—Siempre me pregunté qué había pasado —dije—. Un día estabas allí, y al siguiente… nada.
Daniel bajó la mirada hacia la mesa. —Nunca dejé de pensar en ti, Susan. Pero no vine hoy porque espere nada. Sé que ha pasado toda una vida.
Metió la mano en el bolsillo interior de su chaqueta, con los dedos ligeramente temblorosos. Luego sacó una pequeña caja. La colocó entre nosotros, sobre la mesa.
—He llevado esto conmigo en cada mudanza y capítulo de mi vida —dijo—. Iba a dártelo después de la graduación. Lo ahorré durante todo el último año, saltándome comidas y trabajando los fines de semana. Pero nunca tuve la oportunidad.
Abrí la caja lentamente.
¡Dentro había un anillo de oro!
Era fino, liso, sin joyas ni adornos. Bonito en su sencillez.
—No lo guardé porque pensara que acabaríamos juntos —dijo—. Lo conservé porque era tuyo. Necesitaba que supieras que significaste algo, que fuiste amada.
No pude hablar. ¡No podía!
Sentía la garganta apretada y las lágrimas detrás de los ojos, pero las contuve. No estaba triste. En realidad no. Solo sentía el peso de algo largamente no dicho, asentándose por fin en su lugar.
—Nunca me casé —dijo en voz baja—. Tuve un par de intentos fallidos, supongo.

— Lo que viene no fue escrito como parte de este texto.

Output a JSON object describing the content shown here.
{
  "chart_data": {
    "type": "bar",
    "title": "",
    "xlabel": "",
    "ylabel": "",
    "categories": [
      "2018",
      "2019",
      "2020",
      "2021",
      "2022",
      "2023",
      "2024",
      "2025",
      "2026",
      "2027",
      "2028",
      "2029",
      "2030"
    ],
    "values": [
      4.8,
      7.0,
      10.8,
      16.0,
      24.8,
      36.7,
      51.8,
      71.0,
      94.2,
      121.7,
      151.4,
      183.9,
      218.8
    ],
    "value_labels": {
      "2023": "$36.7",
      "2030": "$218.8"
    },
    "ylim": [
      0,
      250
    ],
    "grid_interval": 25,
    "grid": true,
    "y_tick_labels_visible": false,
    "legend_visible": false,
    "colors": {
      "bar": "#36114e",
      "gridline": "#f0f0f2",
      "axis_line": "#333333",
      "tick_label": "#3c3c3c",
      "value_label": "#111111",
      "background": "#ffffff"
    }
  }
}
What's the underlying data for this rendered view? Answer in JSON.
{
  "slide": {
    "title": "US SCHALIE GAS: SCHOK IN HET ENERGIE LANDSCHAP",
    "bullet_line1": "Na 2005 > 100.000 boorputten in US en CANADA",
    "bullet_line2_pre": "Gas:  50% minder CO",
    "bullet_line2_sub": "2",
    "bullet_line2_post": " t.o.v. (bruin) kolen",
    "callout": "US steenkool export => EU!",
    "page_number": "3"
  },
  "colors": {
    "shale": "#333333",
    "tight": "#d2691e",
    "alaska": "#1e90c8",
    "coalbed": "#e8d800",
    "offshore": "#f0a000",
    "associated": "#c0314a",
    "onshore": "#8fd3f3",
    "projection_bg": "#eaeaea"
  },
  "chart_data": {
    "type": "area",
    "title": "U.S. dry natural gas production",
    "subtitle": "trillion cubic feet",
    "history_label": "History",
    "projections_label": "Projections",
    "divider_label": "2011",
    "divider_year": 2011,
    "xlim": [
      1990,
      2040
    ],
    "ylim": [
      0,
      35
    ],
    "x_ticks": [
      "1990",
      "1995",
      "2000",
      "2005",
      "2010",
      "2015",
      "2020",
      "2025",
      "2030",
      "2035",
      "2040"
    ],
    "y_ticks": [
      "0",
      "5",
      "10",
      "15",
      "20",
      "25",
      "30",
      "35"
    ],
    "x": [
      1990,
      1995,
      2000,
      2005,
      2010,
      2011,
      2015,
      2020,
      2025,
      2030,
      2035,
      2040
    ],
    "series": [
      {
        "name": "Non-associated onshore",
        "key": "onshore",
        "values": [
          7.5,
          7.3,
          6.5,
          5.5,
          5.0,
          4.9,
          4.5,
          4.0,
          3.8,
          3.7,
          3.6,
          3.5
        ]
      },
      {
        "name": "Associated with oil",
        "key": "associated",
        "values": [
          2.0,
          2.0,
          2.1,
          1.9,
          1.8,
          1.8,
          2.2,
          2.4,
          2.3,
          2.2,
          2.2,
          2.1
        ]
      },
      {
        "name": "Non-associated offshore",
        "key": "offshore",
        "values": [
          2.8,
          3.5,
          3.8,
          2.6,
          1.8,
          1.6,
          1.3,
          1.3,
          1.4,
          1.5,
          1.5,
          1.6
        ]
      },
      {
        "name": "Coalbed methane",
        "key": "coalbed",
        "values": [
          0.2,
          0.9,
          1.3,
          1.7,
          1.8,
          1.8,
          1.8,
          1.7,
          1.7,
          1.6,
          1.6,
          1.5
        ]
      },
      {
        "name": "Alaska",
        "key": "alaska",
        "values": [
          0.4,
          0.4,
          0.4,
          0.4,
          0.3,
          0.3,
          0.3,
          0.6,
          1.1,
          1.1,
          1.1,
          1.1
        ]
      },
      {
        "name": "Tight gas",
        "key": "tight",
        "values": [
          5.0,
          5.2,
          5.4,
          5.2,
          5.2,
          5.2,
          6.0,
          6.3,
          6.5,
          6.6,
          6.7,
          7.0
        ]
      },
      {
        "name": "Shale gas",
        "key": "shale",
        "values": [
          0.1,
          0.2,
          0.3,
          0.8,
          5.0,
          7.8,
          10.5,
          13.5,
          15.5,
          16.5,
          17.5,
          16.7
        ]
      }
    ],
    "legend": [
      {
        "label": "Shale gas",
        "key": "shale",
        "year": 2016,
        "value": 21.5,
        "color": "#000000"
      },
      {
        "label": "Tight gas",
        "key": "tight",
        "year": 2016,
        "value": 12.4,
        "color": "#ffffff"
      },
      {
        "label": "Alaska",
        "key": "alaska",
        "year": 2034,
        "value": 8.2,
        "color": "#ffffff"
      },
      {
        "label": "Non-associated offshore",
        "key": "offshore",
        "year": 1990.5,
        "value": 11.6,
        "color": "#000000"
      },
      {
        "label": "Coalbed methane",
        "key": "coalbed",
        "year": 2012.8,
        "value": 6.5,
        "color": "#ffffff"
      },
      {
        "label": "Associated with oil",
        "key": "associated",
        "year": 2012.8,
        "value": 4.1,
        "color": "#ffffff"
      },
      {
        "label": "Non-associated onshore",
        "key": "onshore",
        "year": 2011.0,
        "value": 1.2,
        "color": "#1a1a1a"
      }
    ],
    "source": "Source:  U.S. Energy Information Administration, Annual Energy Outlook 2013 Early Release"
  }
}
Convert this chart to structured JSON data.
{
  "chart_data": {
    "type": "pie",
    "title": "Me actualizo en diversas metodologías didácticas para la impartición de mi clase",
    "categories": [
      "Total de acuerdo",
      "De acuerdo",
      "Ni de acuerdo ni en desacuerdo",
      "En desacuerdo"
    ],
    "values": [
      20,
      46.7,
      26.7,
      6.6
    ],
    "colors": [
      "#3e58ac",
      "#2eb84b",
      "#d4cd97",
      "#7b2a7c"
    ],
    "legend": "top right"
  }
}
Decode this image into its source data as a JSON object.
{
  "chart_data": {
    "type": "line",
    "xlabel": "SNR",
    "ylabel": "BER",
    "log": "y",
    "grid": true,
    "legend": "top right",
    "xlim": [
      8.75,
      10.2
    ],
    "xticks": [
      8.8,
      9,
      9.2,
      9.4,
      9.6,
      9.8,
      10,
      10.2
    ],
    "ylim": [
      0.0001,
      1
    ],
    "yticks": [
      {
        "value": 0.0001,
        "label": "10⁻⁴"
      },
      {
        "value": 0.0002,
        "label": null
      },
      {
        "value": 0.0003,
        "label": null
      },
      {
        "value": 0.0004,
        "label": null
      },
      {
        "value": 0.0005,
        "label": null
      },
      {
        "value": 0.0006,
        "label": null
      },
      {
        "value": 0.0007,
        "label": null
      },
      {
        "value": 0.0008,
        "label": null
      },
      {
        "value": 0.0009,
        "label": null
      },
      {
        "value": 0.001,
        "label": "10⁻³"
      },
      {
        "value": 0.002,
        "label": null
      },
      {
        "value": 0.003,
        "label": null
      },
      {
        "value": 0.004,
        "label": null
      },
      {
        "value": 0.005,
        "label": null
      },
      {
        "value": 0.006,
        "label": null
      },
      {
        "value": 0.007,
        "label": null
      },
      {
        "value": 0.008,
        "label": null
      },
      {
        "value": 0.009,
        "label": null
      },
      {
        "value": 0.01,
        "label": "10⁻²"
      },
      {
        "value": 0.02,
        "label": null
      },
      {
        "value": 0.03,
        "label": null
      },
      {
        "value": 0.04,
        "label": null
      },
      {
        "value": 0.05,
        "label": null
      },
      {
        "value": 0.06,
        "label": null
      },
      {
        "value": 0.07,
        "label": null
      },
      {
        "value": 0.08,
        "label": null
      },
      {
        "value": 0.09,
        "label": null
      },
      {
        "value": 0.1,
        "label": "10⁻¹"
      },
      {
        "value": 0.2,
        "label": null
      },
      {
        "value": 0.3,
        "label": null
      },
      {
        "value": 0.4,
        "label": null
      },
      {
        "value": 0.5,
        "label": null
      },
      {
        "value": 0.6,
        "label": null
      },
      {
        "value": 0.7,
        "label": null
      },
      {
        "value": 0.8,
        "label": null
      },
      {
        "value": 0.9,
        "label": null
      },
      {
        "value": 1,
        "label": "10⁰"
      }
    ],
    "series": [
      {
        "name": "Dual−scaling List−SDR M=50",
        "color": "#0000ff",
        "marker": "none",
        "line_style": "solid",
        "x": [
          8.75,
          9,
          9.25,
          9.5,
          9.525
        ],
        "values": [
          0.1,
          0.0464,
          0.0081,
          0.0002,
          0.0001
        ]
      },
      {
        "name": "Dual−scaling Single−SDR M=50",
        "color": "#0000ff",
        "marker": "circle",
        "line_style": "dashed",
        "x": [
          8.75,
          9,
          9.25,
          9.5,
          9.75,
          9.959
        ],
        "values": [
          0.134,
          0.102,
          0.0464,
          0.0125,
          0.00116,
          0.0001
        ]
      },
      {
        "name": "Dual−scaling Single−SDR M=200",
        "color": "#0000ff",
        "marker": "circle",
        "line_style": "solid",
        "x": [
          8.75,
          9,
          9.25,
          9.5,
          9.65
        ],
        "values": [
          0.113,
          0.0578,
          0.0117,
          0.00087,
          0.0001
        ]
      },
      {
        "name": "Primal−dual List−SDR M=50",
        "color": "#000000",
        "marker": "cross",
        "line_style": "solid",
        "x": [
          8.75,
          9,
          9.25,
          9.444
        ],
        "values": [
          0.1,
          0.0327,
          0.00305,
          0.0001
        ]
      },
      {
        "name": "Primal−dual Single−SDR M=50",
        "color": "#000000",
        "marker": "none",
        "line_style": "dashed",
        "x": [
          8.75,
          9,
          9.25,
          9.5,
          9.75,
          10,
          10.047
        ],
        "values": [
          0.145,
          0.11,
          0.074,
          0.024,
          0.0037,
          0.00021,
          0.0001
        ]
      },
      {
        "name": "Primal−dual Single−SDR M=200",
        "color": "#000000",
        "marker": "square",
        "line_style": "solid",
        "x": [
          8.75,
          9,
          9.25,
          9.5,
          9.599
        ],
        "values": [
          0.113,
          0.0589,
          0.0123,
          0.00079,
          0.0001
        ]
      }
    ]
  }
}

Pero nadie me hizo sentir como tú. Suena dramático, lo sé.
—No lo es —dije—. No para mí.
Nos quedamos sentados un largo rato, mientras la lluvia golpeaba suavemente los ventanales.
Afuera, la ciudad seguía su curso. Adentro, solo respirábamos.
Me preguntó por mi vida.
Le hablé de Megan, de los niños, de ese matrimonio que se desvaneció hace años, no con un estallido, sino con un lento y silencioso desmoronamiento. Hablé de los turnos de noche, de los dibujos animados que ven mis nietos, de cómo el mundo cambia cuando te necesitan.
—Imaginé que habrías construido una vida hermosa —dijo.
—Así es —respondí—. No como la imaginaba, pero sí.
Sonrió, y sus ojos se arrugaron igual que antes, cuando se reía con ganas.
No fingimos tener veinte años otra vez, ni hablamos de lo que perdimos ni de cómo podrían haber sido las cosas. Esa parte ya había terminado. Lo importante era que estábamos allí, ahora.
Cuando llegó la hora de irnos, no pidió nada. No buscó mi mano ni se inclinó torpemente. Simplemente se levantó, colocó suavemente la caja en mi mano y dijo: —Gracias por permitirme verte otra vez.
Asentí. —Gracias por encontrarme.
Mientras conducía a casa, sentí una extraña ligereza. No una euforia, ni emoción, solo una paz tranquila.
Una puerta que siempre había estado entreabierta ahora se cerraba, pero no de forma dolorosa. Más bien como terminar un libro que habías amado y devolverlo por fin a la estantería, donde le correspondía.
Pero ese no fue el final.
Daniel me llamó una semana después, solo para saludar. ¡Hablamos durante más de una hora!
A la semana siguiente, me invitó a almorzar.
Después caminamos junto al lago, hablando de nada y de todo. Me hizo reír como solía hacerlo, no a ráfagas, sino en olas lentas y constantes que me calentaban el pecho.
No hubo grandes declaraciones, ni prisas. Solo dos personas reconectando, más mayores ahora, un poco más frágiles, pero aún curiosas.
Empezamos a vernos una vez a la semana. Luego dos.
A veces nos sentábamos en bancos del parque y compartíamos recuerdos, y otras veces hablábamos de las noticias, de recetas, de lo rápido que crecen los nietos. Conoció a Megan. ¡Los niños lo adoraban!
Una tarde, Megan me preguntó: —¿Ustedes dos son… algo?
Sonreí. —Somos… un algo.
Eso era suficiente.
Daniel nunca me pidió que cambiara mi vida. Solo aparecía: constante, presente y amable.
Y descubrí que empezaba a despertar con una sonrisa.
Que los días se sentían un poco más fáciles, que me reía más de lo que solía, y que no me importaba preparar una taza extra de café por la mañana.
No sé a dónde llevará esto. Hemos envejecido, con las experiencias de la vida a cuestas.
Pero sí sé esto:
Después de tantos años, Daniel no vino a reescribir nuestro pasado.
Solo quería que supiera que soy amada.
Y de algún modo, eso hizo que el futuro volviera a sentirse lleno.